Now that we know Penelope is the writer of that Bridgerton zine, we can see in retrospect how she used her role to bend the season of spouse-hunting to her liking. When Lady Whistledown declared Daphne to be the “diamond†of the debutante scene, she was actually helping the family of her best friend and the man she loves. It’s also very possible she was elevating Daphne in an effort to make her two dismissive and suitor-desperate sisters look bad.
It’s a testament to Penelope’s integrity that she didn’t plaster the news of Marina’s pregnancy all over the place right away, proving that she values her relationships over a good scoop. But it’s also clear that Penelope will use her alter ego to reset situations back on to what she perceives as a fairer course, which is why Lady Whistledown eventually does break the news that Marina is expecting, protecting Colin from walking blindly into their marriage. Of course, Penelope also succeeds at keeping Colin single and available for herself, so she is not always purely guided by a moral compass.
As Whistledown, Penelope is an unreliable narrator, not only because she’s hiding behind a pseudonym but also because she’s not transparent about the biases that dictate what she publishes. This is a slightly different twist on the sort of unreliable narration found in Jane Austen’s works, like Pride & Prejudice and, most especially, Emma. It takes a while to realize that Emma’s characterizations of events may not be fully accurate because what she tells the reader is based on her incredibly blinkered worldview. The same can be said of Penelope, who, like far too many of the young women on this show, doesn’t even understand how sex works, let alone what could be motivating all the people in town.
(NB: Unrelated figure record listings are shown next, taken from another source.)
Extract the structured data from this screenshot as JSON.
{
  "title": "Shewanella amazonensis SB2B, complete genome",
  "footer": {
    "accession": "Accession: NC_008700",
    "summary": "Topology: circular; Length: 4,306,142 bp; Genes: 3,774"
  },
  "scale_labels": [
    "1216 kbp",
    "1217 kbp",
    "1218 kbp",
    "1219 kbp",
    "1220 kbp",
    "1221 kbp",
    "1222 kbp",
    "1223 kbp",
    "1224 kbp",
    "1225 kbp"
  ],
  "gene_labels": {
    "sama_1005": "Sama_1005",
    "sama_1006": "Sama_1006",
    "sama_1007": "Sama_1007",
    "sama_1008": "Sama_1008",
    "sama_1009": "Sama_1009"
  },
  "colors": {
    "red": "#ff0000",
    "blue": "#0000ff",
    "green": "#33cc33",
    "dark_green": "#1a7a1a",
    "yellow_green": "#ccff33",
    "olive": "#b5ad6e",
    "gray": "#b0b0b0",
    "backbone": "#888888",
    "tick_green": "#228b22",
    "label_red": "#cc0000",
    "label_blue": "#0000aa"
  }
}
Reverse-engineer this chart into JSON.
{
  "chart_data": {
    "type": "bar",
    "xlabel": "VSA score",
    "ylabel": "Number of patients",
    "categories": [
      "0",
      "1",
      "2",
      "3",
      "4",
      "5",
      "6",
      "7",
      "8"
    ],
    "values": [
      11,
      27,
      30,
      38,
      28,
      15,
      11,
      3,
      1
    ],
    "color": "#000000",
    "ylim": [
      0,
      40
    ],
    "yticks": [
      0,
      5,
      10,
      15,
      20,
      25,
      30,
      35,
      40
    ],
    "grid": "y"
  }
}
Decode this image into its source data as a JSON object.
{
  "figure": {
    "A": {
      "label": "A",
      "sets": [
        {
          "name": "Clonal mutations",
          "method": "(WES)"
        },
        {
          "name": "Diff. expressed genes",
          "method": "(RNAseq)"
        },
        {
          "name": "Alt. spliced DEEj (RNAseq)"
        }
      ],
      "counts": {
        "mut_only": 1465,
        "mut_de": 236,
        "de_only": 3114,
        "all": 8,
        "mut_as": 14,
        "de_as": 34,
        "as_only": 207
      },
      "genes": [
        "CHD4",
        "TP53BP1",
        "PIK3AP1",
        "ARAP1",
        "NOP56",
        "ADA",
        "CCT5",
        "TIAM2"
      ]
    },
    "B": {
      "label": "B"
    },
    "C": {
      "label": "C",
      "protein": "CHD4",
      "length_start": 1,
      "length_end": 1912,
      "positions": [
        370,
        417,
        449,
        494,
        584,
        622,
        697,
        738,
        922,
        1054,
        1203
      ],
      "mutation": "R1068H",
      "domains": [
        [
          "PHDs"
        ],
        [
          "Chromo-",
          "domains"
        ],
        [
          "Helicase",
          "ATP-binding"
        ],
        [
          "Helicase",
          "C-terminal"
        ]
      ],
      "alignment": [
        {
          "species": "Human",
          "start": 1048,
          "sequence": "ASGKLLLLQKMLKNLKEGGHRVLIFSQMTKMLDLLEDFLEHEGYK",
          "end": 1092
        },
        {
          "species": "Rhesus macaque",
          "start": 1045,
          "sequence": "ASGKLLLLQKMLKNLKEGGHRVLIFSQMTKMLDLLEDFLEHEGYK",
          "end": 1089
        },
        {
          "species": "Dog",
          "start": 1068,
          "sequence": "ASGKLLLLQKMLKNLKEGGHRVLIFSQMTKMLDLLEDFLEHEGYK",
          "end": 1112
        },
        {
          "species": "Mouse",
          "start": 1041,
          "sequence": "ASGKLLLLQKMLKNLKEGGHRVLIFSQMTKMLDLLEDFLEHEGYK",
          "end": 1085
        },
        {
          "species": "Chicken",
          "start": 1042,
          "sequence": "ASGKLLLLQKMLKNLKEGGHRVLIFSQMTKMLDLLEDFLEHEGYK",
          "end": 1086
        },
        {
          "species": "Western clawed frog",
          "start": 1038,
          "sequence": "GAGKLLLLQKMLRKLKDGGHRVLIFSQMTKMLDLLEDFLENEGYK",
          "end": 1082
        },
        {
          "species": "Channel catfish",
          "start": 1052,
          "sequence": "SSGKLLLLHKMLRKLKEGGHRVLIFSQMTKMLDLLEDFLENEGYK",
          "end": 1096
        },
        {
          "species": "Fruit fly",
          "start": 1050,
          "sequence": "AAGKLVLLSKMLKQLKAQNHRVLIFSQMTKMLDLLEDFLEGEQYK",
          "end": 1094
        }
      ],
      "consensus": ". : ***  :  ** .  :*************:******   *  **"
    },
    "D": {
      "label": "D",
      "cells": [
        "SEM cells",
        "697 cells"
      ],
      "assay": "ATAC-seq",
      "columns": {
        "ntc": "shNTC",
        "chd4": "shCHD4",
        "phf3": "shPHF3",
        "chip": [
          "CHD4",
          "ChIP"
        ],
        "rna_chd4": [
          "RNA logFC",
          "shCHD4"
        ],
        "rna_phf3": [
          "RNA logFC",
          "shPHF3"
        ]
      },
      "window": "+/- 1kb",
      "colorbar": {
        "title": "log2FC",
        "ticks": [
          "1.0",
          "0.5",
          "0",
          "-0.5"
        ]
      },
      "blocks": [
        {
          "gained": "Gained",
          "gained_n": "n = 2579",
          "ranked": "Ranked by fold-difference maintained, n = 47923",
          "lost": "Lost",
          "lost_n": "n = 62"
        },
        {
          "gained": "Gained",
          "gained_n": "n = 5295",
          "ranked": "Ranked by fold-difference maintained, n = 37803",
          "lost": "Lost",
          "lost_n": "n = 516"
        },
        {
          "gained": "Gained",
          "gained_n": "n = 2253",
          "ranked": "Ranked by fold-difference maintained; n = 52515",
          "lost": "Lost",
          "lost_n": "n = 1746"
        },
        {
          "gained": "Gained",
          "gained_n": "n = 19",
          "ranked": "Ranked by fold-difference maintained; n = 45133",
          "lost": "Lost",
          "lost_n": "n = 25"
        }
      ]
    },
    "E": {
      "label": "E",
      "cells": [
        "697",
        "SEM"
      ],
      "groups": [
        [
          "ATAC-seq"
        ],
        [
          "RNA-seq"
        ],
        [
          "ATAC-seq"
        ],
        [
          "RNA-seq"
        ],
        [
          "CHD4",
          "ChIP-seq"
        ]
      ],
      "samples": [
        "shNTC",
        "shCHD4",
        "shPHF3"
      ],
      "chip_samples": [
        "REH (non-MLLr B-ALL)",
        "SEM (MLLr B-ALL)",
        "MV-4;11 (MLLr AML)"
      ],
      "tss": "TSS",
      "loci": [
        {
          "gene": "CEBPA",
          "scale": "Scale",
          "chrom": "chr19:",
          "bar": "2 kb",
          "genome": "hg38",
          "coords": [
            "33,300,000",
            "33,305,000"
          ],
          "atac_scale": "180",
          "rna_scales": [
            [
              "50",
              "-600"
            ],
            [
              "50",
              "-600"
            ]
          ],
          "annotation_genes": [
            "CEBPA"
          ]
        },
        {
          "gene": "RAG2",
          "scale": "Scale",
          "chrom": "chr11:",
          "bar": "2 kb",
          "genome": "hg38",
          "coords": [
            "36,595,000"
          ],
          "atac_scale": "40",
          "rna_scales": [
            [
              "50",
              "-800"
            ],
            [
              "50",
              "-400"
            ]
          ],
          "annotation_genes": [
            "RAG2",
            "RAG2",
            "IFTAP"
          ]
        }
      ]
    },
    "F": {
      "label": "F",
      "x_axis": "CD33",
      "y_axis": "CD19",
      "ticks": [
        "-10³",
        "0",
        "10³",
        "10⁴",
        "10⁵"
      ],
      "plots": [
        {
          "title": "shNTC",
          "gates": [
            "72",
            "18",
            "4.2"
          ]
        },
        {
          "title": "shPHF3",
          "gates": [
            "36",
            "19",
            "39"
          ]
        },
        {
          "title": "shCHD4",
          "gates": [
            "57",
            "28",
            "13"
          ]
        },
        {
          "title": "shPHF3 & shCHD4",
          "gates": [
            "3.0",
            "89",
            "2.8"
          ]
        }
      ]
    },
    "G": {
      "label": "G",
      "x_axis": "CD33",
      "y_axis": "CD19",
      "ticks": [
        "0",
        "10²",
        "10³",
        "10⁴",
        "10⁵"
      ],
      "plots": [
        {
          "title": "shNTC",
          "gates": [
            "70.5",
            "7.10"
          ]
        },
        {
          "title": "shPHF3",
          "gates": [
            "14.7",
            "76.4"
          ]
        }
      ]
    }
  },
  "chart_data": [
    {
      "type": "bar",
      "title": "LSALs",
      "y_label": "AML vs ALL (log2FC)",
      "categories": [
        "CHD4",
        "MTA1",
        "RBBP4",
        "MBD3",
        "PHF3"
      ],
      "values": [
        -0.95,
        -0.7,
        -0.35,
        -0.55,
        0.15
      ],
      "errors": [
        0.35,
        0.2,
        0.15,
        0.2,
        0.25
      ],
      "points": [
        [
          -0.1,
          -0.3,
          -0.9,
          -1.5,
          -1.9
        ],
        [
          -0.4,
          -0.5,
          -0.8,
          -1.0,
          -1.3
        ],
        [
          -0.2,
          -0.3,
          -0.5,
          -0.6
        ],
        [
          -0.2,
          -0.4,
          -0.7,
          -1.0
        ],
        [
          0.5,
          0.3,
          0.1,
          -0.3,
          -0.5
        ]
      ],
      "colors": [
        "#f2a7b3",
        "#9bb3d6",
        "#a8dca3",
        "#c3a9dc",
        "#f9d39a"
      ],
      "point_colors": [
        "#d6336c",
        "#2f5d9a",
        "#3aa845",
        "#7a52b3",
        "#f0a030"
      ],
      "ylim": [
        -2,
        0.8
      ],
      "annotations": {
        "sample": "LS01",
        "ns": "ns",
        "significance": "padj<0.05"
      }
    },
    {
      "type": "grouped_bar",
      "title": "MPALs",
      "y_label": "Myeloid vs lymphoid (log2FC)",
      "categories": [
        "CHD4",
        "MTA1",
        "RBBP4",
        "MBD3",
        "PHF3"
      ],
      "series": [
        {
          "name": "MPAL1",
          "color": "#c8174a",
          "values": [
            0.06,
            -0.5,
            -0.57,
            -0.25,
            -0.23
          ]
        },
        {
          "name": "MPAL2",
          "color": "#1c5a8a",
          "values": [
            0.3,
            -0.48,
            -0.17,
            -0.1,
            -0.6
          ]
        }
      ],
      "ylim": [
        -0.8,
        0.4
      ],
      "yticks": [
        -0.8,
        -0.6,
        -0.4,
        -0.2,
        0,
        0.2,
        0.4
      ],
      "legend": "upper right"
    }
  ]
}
Yet everyone takes what she declares as gospel, without knowing who she is or who her sources are.
In her regular life, Penelope is viewed by many, including her own mother, as a person who can be skipped over, a sweet young lady who’s too mousy and awkward to attract a viable suitor for herself. She’s deemed irrelevant. But as Lady Whistledown, she snatches her relevance and claims it. To allude to another Netflix favorite from this year, everyone on Bridgerton thinks they’re playing chess, but it’s really Penelope who is dictating what move each player will make next.
What Bridgerton does on a broader scale is correct the balance of what has traditionally been imbalanced in such period pieces, particularly by giving Black men and women the same stature and agency as the white people who typically dominate shows and movies like this. By placing Penelope in the Lady Whistledown role, it’s correcting an imbalance of another kind, taking someone deemed forgettable by a society fixated on beauty and status and making her the most powerful person in that society.